L’approvazione del suicidio assistito in Italia, ha chiarito il presidente della Cei, “aprirebbe allora un’autentica voragine dal punto di vista legislativo, ponendosi in contrasto con la stessa Costituzione italiana, secondo la quale ‘la Repubblica riconosce e garantisce i diritti inviolabili dell’uomo’, il primo dei quali è quello alla vita. Tale contrasto segnerebbe dal punto di vista giuridico un passaggio irreversibile”, con conseguenze enormi. Per rendere chiaro il quadro, Bassetti ha illustrato quali sarebbero gli effetti se nel nostro ordinamento fosse affermata la liceità del suicidio assistito e dell’eutanasia. “Diverrebbe sempre più normale il togliersi la vita e ciò potrebbe avvenire di fatto per qualunque ragione e, per di più, con l’avvallo e il supporto delle strutture sanitarie dello stato.
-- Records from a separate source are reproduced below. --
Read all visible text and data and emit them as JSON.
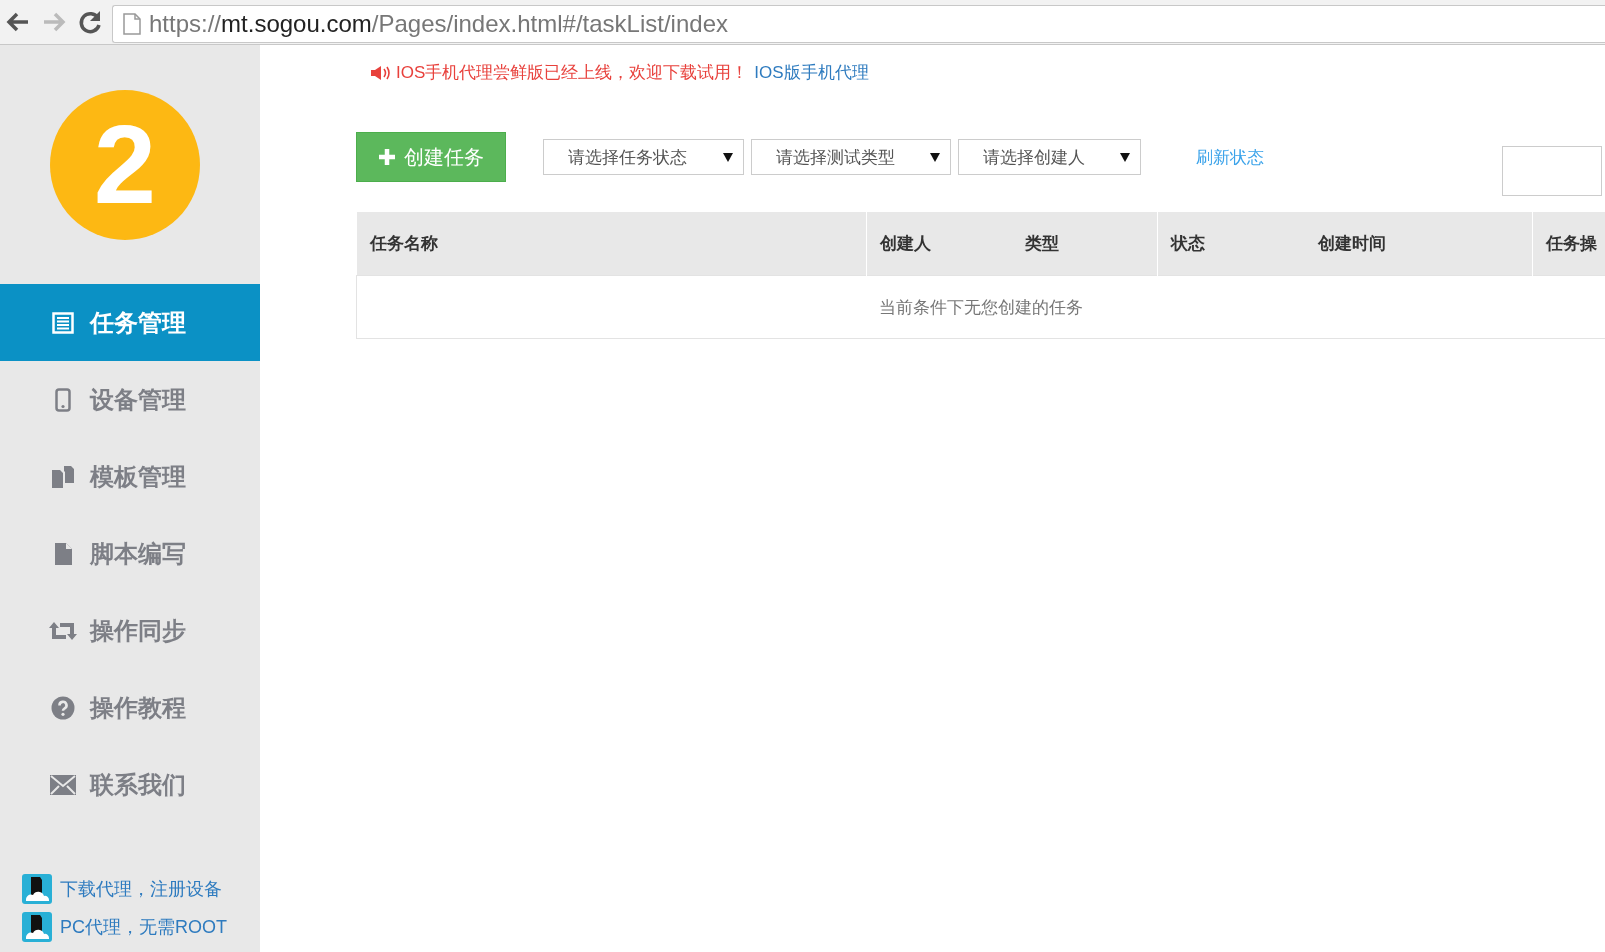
{
  "browser": {
    "url_scheme": "https://",
    "url_host": "mt.sogou.com",
    "url_path": "/Pages/index.html#/taskList/index"
  },
  "sidebar": {
    "logo": "2",
    "items": [
      {
        "label": "任务管理",
        "kind": "list",
        "selected": true
      },
      {
        "label": "设备管理",
        "kind": "phone",
        "selected": false
      },
      {
        "label": "模板管理",
        "kind": "copy",
        "selected": false
      },
      {
        "label": "脚本编写",
        "kind": "file",
        "selected": false
      },
      {
        "label": "操作同步",
        "kind": "sync",
        "selected": false
      },
      {
        "label": "操作教程",
        "kind": "question",
        "selected": false
      },
      {
        "label": "联系我们",
        "kind": "envelope",
        "selected": false
      }
    ],
    "footer_links": [
      "下载代理，注册设备",
      "PC代理，无需ROOT"
    ]
  },
  "notice": {
    "text": "IOS手机代理尝鲜版已经上线，欢迎下载试用！",
    "link": "IOS版手机代理"
  },
  "toolbar": {
    "create_button": "创建任务",
    "filters": [
      {
        "value": "请选择任务状态"
      },
      {
        "value": "请选择测试类型"
      },
      {
        "value": "请选择创建人"
      }
    ],
    "refresh_link": "刷新状态"
  },
  "table": {
    "columns": [
      "任务名称",
      "创建人",
      "类型",
      "状态",
      "创建时间",
      "任务操"
    ],
    "empty_message": "当前条件下无您创建的任务"
  }
}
L’eventualità di togliersi la vita rappresenterebbe in apparenza una via di fuga che assicura libertà, ma in realtà verrebbe a determinare una terribile incertezza: se sia più conveniente rinunciare all’esistenza o proseguirla”. Inoltre, “l’introduzione dell’eutanasia aprirebbe anche ad altri scenari: indurrebbe a selezionare, mediante la formulazione di appositi parametri sanciti dallo stato, chi debba essere ancora curato e chi non ne abbia il diritto. Il caso di Charlie, il piccolo britannico al quale è stata negata, contro il parere dei genitori, l’opportunità delle cure, rappresenta in tal senso un caso emblematico”. Considerando che “siamo una società che già seleziona, e stabilisce chi tra gli esseri umani sia anche persona e porti o meno il diritto di nascere e di vivere”, “le leggi di cui temiamo l’approvazione non farebbero che ampliare tale obbrobrio, rendendo la vita umana sempre più simile a un oggetto e sempre più soggetta alla regola del consumismo: si usa e si getta. Verrebbe così trasformato pure il senso della professione medica, alla quale è affidato il compito di servire la vita. La stessa sanità diventerebbe sempre più una sanità a due livelli, e si accrescerebbe la pericolosa tendenza a offrire cure più o meno qualificate, a seconda delle possibilità economiche di ognuno”.